A copy of the plaintiff’s opposition to the motion to stay the case in Carlier v. Charter Communications can be accessed by clicking here.
The plaintiff claims to have received six calls from the defendant during a two-month span. In each of the calls, the defendant has sought to collect from someone who is not the plaintiff. The plaintiff alleges she told the defendant that she was not the person the defendant was looking for on one of the first calls she received, but the calls have continued.
The plaintiff heard a momentary pause when she picked up the phone on some of the calls, a “hallmark” tell of an automated telephone dialing system, according to the complaint. On other calls, the plaintiff heard pre-recorded messages from the defendant.
Anything that the Supreme Court may determine in its ruling in Barr v. American Association of Political Consultants will likely have no bearing on the arguments being made by the plaintiff in this case, her lawyers claim in their opposition to the motion to stay.

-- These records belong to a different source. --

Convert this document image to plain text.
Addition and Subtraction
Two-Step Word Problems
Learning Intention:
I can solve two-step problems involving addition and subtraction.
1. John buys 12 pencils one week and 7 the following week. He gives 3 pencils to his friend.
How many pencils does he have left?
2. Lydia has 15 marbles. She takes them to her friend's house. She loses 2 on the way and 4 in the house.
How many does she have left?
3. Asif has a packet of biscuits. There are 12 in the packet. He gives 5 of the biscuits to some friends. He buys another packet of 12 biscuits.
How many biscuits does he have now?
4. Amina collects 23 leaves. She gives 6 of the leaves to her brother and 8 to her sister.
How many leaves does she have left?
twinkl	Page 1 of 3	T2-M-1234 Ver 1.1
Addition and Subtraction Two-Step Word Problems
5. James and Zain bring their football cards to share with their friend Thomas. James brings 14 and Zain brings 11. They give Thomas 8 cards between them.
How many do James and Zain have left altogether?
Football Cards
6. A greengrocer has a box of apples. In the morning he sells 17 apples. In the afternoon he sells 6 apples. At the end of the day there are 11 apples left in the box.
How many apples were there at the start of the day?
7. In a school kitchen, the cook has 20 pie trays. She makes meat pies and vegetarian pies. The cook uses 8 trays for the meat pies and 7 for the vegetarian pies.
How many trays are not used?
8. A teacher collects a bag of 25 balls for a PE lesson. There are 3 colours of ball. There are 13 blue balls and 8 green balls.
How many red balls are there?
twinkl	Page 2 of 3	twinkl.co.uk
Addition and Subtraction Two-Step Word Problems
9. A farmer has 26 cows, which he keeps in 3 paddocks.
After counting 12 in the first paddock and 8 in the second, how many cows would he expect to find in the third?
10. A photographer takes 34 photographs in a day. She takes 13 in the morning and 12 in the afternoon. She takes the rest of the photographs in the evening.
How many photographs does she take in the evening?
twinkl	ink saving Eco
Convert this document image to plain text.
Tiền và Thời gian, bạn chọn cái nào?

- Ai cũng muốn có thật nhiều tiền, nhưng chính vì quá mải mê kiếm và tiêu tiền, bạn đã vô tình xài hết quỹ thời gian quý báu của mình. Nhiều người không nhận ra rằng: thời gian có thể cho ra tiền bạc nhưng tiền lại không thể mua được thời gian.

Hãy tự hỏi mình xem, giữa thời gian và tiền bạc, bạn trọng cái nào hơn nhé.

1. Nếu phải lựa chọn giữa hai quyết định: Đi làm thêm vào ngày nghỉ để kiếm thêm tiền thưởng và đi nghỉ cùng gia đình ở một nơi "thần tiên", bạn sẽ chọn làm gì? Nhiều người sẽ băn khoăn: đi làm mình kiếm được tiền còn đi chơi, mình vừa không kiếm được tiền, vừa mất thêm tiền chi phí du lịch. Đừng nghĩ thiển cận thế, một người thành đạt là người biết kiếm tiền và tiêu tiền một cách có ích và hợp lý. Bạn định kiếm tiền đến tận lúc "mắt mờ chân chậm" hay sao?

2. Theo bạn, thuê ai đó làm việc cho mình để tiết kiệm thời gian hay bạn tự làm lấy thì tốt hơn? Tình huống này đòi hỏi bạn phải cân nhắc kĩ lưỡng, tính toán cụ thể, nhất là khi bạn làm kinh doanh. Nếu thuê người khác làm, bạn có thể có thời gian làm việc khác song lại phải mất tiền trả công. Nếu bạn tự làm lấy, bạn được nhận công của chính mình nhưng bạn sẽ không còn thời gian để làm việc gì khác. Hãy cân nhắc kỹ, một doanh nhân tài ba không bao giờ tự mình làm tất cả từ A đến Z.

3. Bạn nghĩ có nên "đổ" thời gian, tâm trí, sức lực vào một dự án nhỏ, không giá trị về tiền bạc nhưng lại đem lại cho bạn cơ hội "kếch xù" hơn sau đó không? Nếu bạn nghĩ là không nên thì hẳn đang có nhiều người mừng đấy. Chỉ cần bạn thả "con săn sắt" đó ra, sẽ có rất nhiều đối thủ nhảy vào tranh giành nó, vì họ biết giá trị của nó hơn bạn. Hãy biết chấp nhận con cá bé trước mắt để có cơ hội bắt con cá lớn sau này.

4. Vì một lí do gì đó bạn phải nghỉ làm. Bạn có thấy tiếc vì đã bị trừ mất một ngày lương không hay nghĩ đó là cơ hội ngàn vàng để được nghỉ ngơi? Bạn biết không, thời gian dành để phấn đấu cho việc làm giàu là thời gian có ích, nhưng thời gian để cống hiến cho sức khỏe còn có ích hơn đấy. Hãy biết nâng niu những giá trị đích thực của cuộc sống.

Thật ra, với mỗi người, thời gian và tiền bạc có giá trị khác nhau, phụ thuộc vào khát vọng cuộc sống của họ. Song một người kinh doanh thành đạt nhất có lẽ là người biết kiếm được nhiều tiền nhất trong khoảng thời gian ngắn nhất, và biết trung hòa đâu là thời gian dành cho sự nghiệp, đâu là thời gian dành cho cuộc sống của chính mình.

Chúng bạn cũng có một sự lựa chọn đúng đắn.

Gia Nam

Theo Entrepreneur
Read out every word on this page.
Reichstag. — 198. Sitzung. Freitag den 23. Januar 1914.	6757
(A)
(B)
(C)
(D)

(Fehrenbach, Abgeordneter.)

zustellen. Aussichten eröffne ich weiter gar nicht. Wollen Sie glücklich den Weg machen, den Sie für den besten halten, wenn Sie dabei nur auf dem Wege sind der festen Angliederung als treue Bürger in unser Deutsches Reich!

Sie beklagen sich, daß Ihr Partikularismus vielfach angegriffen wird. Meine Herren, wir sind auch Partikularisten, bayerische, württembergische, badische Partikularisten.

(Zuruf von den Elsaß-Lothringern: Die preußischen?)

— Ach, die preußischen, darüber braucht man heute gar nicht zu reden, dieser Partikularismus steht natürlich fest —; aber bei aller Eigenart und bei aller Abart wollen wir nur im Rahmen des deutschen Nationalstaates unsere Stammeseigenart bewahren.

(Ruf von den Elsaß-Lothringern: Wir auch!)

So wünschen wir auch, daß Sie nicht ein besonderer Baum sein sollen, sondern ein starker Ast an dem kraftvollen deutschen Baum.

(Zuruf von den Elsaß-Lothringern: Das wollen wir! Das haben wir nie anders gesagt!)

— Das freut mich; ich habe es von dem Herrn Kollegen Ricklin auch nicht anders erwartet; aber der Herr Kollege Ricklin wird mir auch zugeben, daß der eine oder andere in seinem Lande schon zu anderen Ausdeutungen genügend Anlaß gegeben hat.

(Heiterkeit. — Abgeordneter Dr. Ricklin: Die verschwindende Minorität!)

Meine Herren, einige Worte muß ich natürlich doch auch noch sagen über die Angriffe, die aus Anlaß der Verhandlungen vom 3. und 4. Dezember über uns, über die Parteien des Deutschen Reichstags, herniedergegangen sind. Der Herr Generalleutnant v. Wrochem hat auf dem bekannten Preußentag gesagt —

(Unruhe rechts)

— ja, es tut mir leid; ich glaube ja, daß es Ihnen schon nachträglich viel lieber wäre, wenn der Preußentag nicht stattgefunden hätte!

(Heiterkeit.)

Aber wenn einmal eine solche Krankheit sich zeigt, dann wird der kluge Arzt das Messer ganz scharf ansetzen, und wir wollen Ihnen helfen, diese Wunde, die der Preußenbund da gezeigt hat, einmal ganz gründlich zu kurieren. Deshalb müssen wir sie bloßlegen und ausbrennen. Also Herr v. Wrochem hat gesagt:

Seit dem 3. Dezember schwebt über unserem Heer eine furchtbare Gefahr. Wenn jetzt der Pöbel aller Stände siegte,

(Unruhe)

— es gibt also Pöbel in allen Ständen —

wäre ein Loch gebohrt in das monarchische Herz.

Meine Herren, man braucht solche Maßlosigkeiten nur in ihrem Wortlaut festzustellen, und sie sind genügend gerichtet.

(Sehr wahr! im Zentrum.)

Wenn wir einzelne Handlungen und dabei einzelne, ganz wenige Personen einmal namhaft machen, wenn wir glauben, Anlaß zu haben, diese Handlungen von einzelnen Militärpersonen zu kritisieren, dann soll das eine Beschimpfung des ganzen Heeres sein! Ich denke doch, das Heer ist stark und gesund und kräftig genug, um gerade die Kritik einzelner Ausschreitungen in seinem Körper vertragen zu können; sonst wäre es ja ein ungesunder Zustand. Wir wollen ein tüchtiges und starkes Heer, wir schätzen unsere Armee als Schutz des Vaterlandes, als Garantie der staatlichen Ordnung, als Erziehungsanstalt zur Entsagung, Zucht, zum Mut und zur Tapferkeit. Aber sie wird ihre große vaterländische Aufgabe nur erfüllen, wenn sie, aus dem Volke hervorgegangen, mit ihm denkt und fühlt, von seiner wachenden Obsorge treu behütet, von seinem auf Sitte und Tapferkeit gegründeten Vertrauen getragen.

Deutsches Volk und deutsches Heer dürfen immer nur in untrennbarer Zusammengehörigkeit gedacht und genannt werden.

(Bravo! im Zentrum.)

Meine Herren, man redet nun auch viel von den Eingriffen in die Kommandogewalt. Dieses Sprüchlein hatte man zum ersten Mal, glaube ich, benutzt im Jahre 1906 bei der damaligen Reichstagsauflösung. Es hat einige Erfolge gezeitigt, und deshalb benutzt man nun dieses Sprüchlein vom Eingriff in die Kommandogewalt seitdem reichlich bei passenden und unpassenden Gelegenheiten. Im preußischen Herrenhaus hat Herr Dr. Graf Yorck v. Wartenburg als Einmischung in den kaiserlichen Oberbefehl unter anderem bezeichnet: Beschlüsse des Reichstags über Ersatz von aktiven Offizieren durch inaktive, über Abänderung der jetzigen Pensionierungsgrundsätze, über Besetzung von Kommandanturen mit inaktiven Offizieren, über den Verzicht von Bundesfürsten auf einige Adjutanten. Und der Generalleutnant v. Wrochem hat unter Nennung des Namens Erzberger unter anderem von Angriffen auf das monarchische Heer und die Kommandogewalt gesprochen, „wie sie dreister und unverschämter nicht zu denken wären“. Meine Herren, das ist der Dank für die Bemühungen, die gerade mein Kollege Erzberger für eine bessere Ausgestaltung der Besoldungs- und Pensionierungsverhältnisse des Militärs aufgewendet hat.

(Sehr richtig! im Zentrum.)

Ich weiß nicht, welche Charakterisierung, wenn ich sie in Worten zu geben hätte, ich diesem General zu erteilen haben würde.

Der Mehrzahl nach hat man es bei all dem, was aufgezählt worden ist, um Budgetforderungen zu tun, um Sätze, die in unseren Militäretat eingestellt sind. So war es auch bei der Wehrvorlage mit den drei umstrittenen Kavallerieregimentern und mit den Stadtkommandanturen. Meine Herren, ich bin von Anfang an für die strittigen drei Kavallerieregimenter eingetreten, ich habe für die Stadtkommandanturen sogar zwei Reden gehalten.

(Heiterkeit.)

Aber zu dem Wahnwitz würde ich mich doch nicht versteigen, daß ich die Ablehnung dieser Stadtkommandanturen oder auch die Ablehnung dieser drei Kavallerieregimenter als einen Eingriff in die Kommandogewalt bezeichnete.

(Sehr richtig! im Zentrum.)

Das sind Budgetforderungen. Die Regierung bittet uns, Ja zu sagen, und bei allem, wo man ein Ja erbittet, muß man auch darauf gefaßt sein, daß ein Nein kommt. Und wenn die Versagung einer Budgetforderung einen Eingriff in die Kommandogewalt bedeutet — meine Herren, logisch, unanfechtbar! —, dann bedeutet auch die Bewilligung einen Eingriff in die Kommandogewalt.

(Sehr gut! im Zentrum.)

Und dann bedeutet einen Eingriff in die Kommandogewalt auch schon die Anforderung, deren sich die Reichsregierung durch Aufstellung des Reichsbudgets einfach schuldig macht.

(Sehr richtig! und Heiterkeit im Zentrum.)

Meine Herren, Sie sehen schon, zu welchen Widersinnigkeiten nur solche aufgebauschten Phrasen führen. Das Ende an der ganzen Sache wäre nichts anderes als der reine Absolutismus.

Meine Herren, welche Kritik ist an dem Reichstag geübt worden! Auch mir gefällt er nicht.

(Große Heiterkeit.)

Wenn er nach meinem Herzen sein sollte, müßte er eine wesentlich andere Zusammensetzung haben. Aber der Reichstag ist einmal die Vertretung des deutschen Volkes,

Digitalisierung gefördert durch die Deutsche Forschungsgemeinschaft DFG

“A stay of this case pending a decision in Barr would only unduly prejudice Plaintiff and the proposed class because it will only become more difficult over time for Plaintiff to obtain the proof necessary to certify a class and prevail on the merits as memories fade and documents and electronically stored information becomes more difficult to obtain,” the plaintiff wrote in her brief. “Moreover, a stay would prevent Plaintiff from expeditiously obtaining the injunctive relief she seeks on behalf of herself and the proposed Class in the Complaint.”